A l’ombre du grand frère russe
A l’époque, la communauté juive de RDA compte à peine 400 membres, en majorité âgés de plus de 60 ans et peu religieux. Jusque dans les années 1950, l’antisémitisme joue un rôle important dans la vie politique de la RDA qui calque alors son agenda sur celui du grand frère russe, mais la mort de Staline ramène une certaine sérénité dans la communauté. « Les activités étaient encadrées, mais notre vie était assez protégée. Nous pouvions voyager, en Israël ou en RFA pour voir notre famille », se rappelle Peter Fischer. Il comprend toutefois vite les limites d’un régime qui se veut l’héritier de la « Résistance antifasciste », mais qui refuse d’assumer une quelconque responsabilité dans le génocide des Juifs. « Les faits de résistance de mon père communiste intéressaient beaucoup les gens, mais pas l’histoire de ma mère et de sa famille disparue dans les camps », raconte-t-il avec dépit. « Dans les expositions sur Auschwitz, seules les victimes communistes étaient mises en avant ! ».

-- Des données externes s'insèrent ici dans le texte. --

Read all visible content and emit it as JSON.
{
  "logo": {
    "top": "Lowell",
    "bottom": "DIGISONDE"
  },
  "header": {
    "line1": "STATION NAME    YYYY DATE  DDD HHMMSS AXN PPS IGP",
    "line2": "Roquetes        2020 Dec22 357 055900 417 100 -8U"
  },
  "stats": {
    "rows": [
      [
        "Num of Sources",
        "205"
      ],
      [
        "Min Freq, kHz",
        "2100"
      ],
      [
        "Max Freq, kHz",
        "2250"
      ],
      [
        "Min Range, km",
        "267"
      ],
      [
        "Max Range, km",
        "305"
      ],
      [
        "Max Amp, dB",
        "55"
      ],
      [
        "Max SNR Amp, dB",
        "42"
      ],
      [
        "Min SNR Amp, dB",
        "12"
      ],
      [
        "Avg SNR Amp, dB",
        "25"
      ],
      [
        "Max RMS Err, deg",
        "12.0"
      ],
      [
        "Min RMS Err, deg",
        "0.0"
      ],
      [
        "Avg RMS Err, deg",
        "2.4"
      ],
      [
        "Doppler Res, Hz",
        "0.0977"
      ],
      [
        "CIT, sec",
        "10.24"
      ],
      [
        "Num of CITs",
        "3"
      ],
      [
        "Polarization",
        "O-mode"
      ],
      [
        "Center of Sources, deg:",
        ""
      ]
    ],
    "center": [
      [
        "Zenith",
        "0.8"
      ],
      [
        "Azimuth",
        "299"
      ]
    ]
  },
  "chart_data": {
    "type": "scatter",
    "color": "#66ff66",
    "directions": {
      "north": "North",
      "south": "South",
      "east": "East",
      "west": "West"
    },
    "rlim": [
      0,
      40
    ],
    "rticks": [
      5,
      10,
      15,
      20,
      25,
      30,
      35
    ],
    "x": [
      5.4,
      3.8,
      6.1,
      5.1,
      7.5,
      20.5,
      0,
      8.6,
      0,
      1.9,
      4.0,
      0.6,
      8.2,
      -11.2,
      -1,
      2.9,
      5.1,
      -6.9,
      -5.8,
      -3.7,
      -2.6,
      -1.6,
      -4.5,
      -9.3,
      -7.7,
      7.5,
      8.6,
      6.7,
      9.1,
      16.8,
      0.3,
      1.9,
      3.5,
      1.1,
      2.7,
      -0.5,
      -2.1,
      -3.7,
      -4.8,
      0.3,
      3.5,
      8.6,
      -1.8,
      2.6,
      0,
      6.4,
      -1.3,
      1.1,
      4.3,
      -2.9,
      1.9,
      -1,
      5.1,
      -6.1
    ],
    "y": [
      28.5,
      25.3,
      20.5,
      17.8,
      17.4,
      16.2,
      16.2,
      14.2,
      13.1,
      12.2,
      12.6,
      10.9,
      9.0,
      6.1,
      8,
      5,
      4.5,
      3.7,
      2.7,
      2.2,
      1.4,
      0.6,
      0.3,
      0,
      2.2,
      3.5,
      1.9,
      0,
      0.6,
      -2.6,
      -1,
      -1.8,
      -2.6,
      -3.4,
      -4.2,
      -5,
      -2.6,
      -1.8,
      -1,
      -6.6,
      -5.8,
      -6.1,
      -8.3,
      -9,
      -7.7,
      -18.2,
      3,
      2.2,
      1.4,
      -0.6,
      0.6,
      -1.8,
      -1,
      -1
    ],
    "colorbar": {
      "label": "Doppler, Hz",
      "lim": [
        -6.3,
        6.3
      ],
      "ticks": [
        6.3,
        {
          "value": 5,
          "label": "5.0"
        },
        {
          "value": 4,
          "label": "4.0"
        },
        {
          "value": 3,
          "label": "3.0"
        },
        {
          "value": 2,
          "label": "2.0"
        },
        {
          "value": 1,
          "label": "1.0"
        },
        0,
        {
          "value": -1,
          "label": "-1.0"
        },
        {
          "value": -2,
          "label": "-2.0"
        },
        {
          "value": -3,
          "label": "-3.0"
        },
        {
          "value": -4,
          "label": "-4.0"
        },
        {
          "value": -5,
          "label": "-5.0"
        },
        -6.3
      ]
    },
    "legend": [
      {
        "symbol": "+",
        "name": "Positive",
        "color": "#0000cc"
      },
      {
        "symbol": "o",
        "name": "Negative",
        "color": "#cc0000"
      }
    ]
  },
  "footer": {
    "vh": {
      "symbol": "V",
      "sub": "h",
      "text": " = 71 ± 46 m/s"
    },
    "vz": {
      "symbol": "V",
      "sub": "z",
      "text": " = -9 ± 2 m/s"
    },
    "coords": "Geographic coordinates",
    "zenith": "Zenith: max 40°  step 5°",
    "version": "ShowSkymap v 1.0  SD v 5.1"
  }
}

Il faudra attendre le milieu des années 1980 pour sentir une évolution sur le sujet. Peter Fischer la constate en 1988, lors du cinquantenaire des commémorations de la Nuit de cristal. « Les journaux parlaient tous les jours de nous ! Les gens se sont mis à rechercher les cimetières juifs, à parler de leur passé nazi ».
La chute du mur modifiera ensuite profondément la vie de Peter Fischer. La minuscule communauté juive de Berlin-Est opère sa « réunification » avec celle de Berlin-Ouest qui compte 3.500 membres. La création d’une entité unique ne se fait pas sans tensions. « Notre communauté est devenue un minuscule grain de sable », regrette Peter Fischer qui prend à l’époque la tête de la nouvelle entité berlinoise. Il en est encore aux commandes lorsque arrivent les premiers immigrants juifs de l’ex-Union soviétique. « C’était une période fascinante », se souvient-il. « La communauté a subitement pris des couleurs russes ». L’idée d’émigrer et de fuir cette Allemagne réunifiée qui lui fait tant peur n’est jamais venue à l’esprit de Peter Fischer et de sa femme Eva. Bien installés dans leur pavillon du quartier de Weissensee, ils n’ont jamais envisagé de quitter Berlin-Est. Ni à l’époque de la RDA ni après la chute du mur.